La verdad es que fue una tontería, lo siento. Por otro lado, la sanción era increíblemente dura. Decir «vaffanculo» fue una tontería por mi parte, pero no era nada. Como palabra malsonante ni siquiera es muy fuerte. He oído insultos mucho peores. Aun así, las cosas fueron como fueron. Tuve que aguantarme y aceptar las burlas y reprimendas. Me concedieron un premio estúpido en un canal de televisión, el Tapiro d’Oro (el tapir de oro). Así son las cosas. Te elevan y te derriban. Estaba acostumbrado.

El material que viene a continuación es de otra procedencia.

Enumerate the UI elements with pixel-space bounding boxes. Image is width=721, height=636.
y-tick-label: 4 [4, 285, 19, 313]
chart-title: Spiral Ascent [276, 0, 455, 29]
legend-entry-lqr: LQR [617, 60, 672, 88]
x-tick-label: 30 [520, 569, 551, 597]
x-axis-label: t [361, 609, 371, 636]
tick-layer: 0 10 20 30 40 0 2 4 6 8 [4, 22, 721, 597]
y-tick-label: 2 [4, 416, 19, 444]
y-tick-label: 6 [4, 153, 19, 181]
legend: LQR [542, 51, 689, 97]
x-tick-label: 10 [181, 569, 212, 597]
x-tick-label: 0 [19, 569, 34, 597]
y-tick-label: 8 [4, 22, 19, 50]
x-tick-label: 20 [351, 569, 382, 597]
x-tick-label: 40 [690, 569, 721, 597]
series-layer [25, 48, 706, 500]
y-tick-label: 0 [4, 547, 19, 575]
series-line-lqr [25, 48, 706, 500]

Mientras tanto, el Nápoles se había situado en el segundo puesto de la clasificación por delante del Inter. El Nápoles había vivido sus días de gloria en los años ochenta, cuando Maradona jugó en ese equipo, pero en las últimas épocas había tenido todo tipo de dificultades y acababan de volver a ponerse en forma.
Le llevábamos tres puntos de diferencia, pero quedaban seis partidos; y yo estaba sancionado para tres de ellos. Aquello fue una faena, pero me permitió descansar y pensar en mi vida. Empecé a trabajar en este libro. Me obligó a recordar cosas y me di cuenta de que no siempre había sido un tipo agradable. No siempre había dicho las palabras adecuadas, aunque, por supuesto, asumo toda la responsabilidad. No voy a culpar a nadie.
Aun así, hay un montón de gente que me aprecia, jóvenes a los que riñen por no ser como todo el mundo, aunque, a veces, es necesario reñirlos. Creo en la disciplina. Lo que me molesta son todos esos entrenadores que jamás han luchado para llegar a lo más alto por sí mismos y, sin embargo, están tan seguros: «Esto es lo que vamos a hacer, no hay otra forma de hacerlo». Es tan intolerante. Tan estúpido.
Hay miles de caminos que seguir. El que parece algo diferente e incómodo suele ser el mejor. Odio que se menosprecie a la gente que destaca. Si no hubiera sido diferente, ahora no estaría donde estoy. No es que esté insinuando que hay que ser como yo, en absoluto. Lo que quiero decir es que hay que seguir el camino propio, sea el que sea. No debería haber peticiones absurdas ni debería hacérsele el vacío a nadie solamente porque no es como los demás.
Aun así, hay que reconocer que no merece la pena perder el scudetto que has prometido a tu club solo porque se tenga un temperamento horrible.